The Yankees are the most consistent in terms of spending more and landing near the top of the win percentage axis. As for Oakland their performance varied.
Oakland across the time periods:
90-95' high pay low win
95-00' low pay low win
00-04' low pay very high win
05-09' low pay low win
09-14' low pay high win

#Data transformations

##Standardization across years

```{r fig.height=10, fig.width=12}

payroll_df <- payroll_df %>%
  group_by(yearID) %>%
  mutate(standardized_payroll = (payroll-mean(payroll))/sd(payroll))
payroll_df[,c(5:8)]
```

```{r fig.height=10, fig.width=12}
plot5 <- payroll_df %>%
  group_by(teamID, yearRange) %>%
  summarise(n = mean(standardized_payroll), m = mean(winPercentage)) %>%
    ggplot(aes(x=n, y=m)) +
      geom_point() + 
      geom_text(aes(label=teamID),hjust=0, vjust=0) +
      geom_smooth(method=lm) +
  theme(axis.text.x = element_text(angle = 20, hjust = 1)) +
  xlab(label="Standardized Payroll") +
  ylab(label="Win Percentage") +
    ggtitle("Standardized Payroll vs Win Percentage for 5 Time Periods in 1990-2014")
plot5+facet_wrap(~yearRange)
```
Here I have recomoputed the same plots from problem 4 with the new standardized payroll data.

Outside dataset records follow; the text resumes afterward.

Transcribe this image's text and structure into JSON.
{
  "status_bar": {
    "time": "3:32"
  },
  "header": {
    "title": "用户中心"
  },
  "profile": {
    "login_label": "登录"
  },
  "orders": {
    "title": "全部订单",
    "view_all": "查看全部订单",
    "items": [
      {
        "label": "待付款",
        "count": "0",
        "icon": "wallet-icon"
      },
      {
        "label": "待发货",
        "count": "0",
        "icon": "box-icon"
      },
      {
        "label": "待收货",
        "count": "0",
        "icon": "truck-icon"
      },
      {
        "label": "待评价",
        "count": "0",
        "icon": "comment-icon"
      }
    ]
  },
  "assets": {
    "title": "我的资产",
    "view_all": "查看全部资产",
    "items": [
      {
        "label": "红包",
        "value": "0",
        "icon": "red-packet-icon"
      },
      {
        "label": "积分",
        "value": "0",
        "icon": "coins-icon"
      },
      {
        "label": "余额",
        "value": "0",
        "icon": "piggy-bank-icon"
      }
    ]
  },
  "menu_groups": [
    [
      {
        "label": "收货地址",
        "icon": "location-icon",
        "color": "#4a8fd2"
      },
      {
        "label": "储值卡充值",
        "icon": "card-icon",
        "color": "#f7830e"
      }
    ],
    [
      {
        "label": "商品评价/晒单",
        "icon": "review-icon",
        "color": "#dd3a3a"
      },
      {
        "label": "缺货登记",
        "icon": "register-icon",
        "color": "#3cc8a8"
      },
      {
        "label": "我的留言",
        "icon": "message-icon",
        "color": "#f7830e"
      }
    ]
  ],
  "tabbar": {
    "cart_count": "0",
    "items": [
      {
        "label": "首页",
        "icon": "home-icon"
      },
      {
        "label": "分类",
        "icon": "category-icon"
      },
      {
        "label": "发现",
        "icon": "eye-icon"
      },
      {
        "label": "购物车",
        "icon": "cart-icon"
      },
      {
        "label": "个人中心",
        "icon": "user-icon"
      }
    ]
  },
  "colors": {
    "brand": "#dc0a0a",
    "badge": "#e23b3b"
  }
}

This shows us which teams were really spending the most vs least and how that affected their wins. For example in 2000-2004 Oakland is spending way less than other teams but still winning a lot. We can see this because Oakland is far to the left denoting a they are to the left of the continuous payroll plot so they are spending the least. It works the same as a line graph where the farther left the lower your number (payroll) is.


```{r}
payroll_df %>%
  ggplot(mapping = aes(x=standardized_payroll, y = winPercentage)) +
  geom_point() +
  geom_smooth(method = lm)+
  xlab(label="Standardized Payroll") +
  ylab(label="Win Percentage") +
    ggtitle("Standardized Payroll vs Win Percentage for All Teams & All Years")
```
Here I created a plot using all of the points and we can see that as spending increases the win percentage increases as well.

```{r}
payroll_df <- payroll_df %>%
  mutate(expected_win_pct = (50 + 2.5 * standardized_payroll)) %>%
  mutate(efficiency = winPercentage - expected_win_pct)

payroll_df
```
I've created the expected win percentage and efficiency calculations based on the formulas given using the dplyr mutate function.

##Spending efficiency

```{r}
payroll_df %>%
  filter(teamID %in% c("OAK", "BOS", "BAL", "NYA", "ATL", "TBA")) %>%
  ggplot(mapping = aes(x=yearID, y=efficiency, color = teamID)) +
  geom_smooth(method=lm) +
  geom_point() +
  labs(color='Team Colors') +
  xlab(label="Year") +
  ylab(label="Efficiency") +
  ggtitle("Efficiency vs Year for Different Teams")
```
Here I've created a plot with the efficiency mapped against the year for the 5 teams mentioned in the documentation as well as the Baltimore Orioles since they are my favorite team. I used geom_smooth as specified and also provided coloring.


The Oakland Athletics did extremely well during the MoneyBall year. This shows just how well their strategy worked for them before others caught up such as Tampa Bay in 2010. I think this would do really well as a 3D graph with another factor added in such as team size, batting average, etc. so that we can see how efficiency interleaves with other factors.